More specifically, they erred in making the censure not merely a public condemnation of Knight, which is the typical approach in such cases, but by also imposing punitive measures.
With the support of Superintendent Walt Wegener, Henderson and Burroughs have withheld information from Knight, excluded him from subcommittee meetings and prohibited him from meeting with district officials. By doing so they have in effect partially disenfranchised the nearly 1,600 district patrons who voted for Knight in May 2011.
The board members’ and Wegener’s claims – that Knight violated a host of state and federal laws, as well as the U.S. Constitution itself, by telling the media that a district employee was suspected of (and later convicted of) trying to steal money from the district – are wrong.

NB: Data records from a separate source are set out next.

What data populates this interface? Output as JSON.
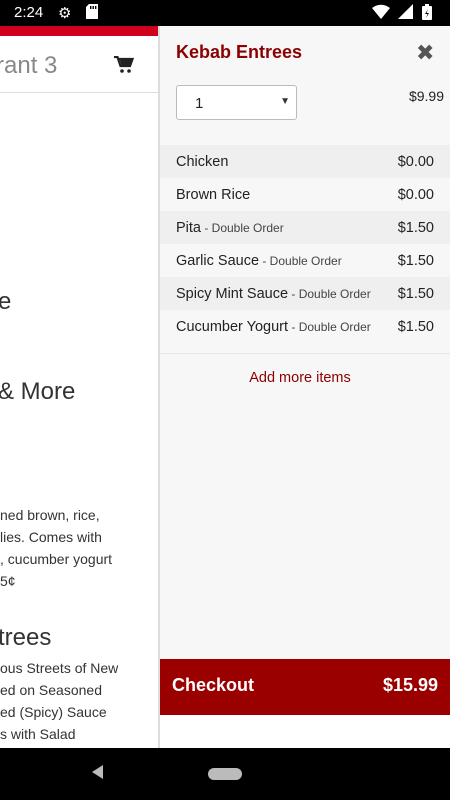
{
  "status_bar": {
    "time": "2:24"
  },
  "background_page": {
    "header_title": "rant 3",
    "headings": [
      "e",
      "& More",
      "trees"
    ],
    "description_lines": [
      "ned brown, rice,",
      "lies. Comes with",
      ", cucumber yogurt",
      "5¢"
    ],
    "entrees_lines": [
      "ous Streets of New",
      "ed on Seasoned",
      "ed (Spicy) Sauce",
      "s with Salad"
    ]
  },
  "drawer": {
    "title": "Kebab Entrees",
    "quantity": "1",
    "price": "$9.99",
    "options": [
      {
        "name": "Chicken",
        "suffix": "",
        "price": "$0.00"
      },
      {
        "name": "Brown Rice",
        "suffix": "",
        "price": "$0.00"
      },
      {
        "name": "Pita",
        "suffix": " - Double Order",
        "price": "$1.50"
      },
      {
        "name": "Garlic Sauce",
        "suffix": " - Double Order",
        "price": "$1.50"
      },
      {
        "name": "Spicy Mint Sauce",
        "suffix": " - Double Order",
        "price": "$1.50"
      },
      {
        "name": "Cucumber Yogurt",
        "suffix": " - Double Order",
        "price": "$1.50"
      }
    ],
    "add_more": "Add more items",
    "checkout_label": "Checkout",
    "checkout_total": "$15.99"
  },
  "colors": {
    "accent": "#8b0000",
    "checkout_bg": "#9b0000",
    "top_bar": "#d0021b"
  }
}
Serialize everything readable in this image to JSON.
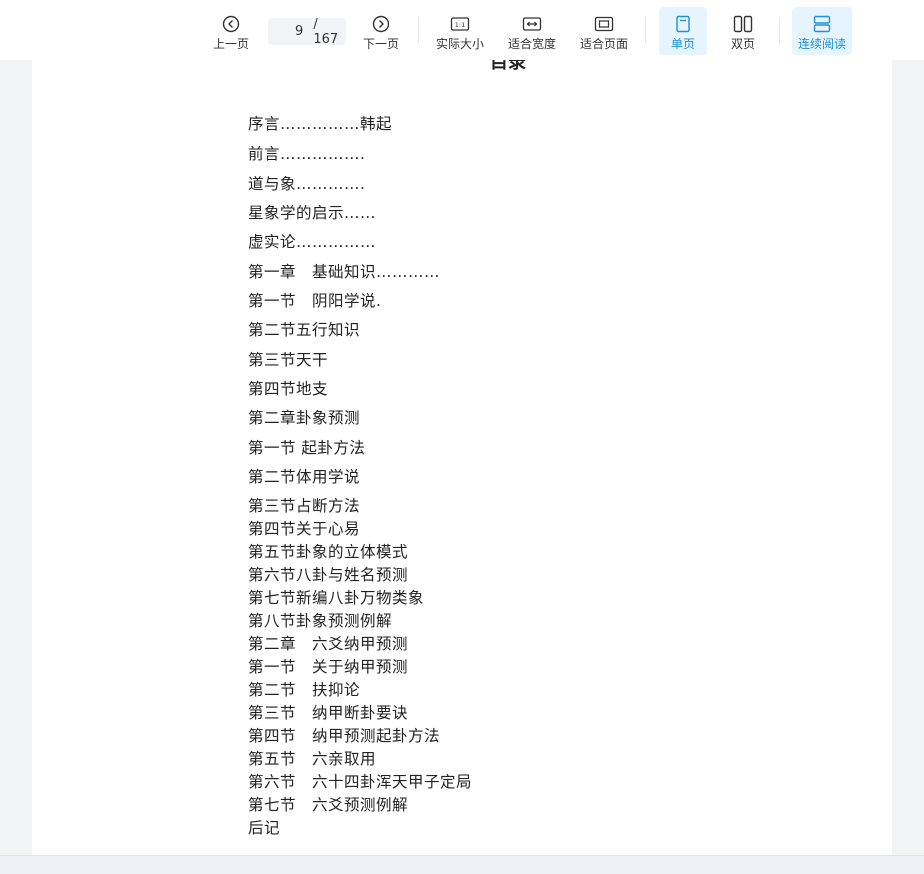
{
  "toolbar": {
    "prev_label": "上一页",
    "page_current": "9",
    "page_total": "/ 167",
    "next_label": "下一页",
    "actual_size_label": "实际大小",
    "fit_width_label": "适合宽度",
    "fit_page_label": "适合页面",
    "single_page_label": "单页",
    "double_page_label": "双页",
    "continuous_label": "连续阅读",
    "accent_color": "#1e90d6",
    "icons": [
      "chevron-left-icon",
      "chevron-right-icon",
      "actual-size-icon",
      "fit-width-icon",
      "fit-page-icon",
      "single-page-icon",
      "double-page-icon",
      "continuous-icon"
    ]
  },
  "document": {
    "heading": "目录",
    "toc": [
      "序言……………韩起",
      "前言…………….",
      "道与象………….",
      "星象学的启示……",
      "虚实论……………",
      "第一章　基础知识…………",
      "第一节　阴阳学说.",
      "第二节五行知识",
      "第三节天干",
      "第四节地支",
      "第二章卦象预测",
      "第一节 起卦方法",
      "第二节体用学说",
      "第三节占断方法",
      "第四节关于心易",
      "第五节卦象的立体模式",
      "第六节八卦与姓名预测",
      "第七节新编八卦万物类象",
      "第八节卦象预测例解",
      "第二章　六爻纳甲预测",
      "第一节　关于纳甲预测",
      "第二节　扶抑论",
      "第三节　纳甲断卦要诀",
      "第四节　纳甲预测起卦方法",
      "第五节　六亲取用",
      "第六节　六十四卦浑天甲子定局",
      "第七节　六爻预测例解",
      "后记"
    ]
  }
}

Knight’s censure should be revoked.
There are two ways this could potentially happen.
The first is that voters could recall Henderson and Burroughs in the Dec. 11 special election. Their replacements, who would be appointed by the remaining board members – Knight, Andrew Bryan and Jim Longwell – probably would join Knight and Longwell in voting to cancel the censure (Bryan voted with Burroughs and Henderson in favor of the censure; Longwell voted no, as, naturally, did Knight).
The second option is that Knight, who in September filed a $700,000 civil rights lawsuit against the district, Henderson, Burroughs and Wegener, will convince a judge to revoke the censure.
We think it’s likely that a judge will do so, considering the weakness of the case Burroughs, Henderson and Bryan made to justify censuring Knight.
We hope this latter, legal, route is how the school board dispute is resolved.
Recalling Henderson and Burroughs next month would no doubt be satisfying to some of their critics. We understand, and share, the critics’ frustration.
We opposed the censure vote this spring.
We have criticized Burroughs, Henderson and Wegener for acting as though Oregon’s public records and public meetings laws were intended to exclude the public when in fact the laws’ actual purpose is to ensure the public can keep track of what its elected officials and public agencies are up to.
Advocating for grown-up ways to settle this dispute have gone unheeded.
In late September we suggested a return to the status quo ante – the board withdraws Knight’s censure, Knight drops the lawsuit and the recall proponents suspend their campaign.
None of those things has happened.
To be clear, our preference for ending Knight’s censure by way of his lawsuit – and with no monetary award – rather than through a recall should not be construed in any way as an endorsement of Burroughs and Henderson.
But a recall simply removes board members without either correcting their actions, or blocking the board or another public body from repeating their mistake.
In the best interests of Baker County, the overriding goal should be revoking the censure, the aspect of this controversy that has had the most direct, and troubling, effect on the district’s patrons now, and could have in the future if punitive censures remain possible.
If this goal can be accomplished without removing elected officials from office – itself a form of disenfranchisement, as Burroughs and Henderson have supporters as well – and without saddling the school district or, more likely, its insurance provider, with a bill exceeding half a million dollars, then so much the better.
Moreover, a judge’s ruling would serve as a legal precedent that should prevent the Baker School Board, as well as other public bodies statewide, from enacting punitive censures against elected officials on trumped up charges that, as in Knight’s case, have no merit.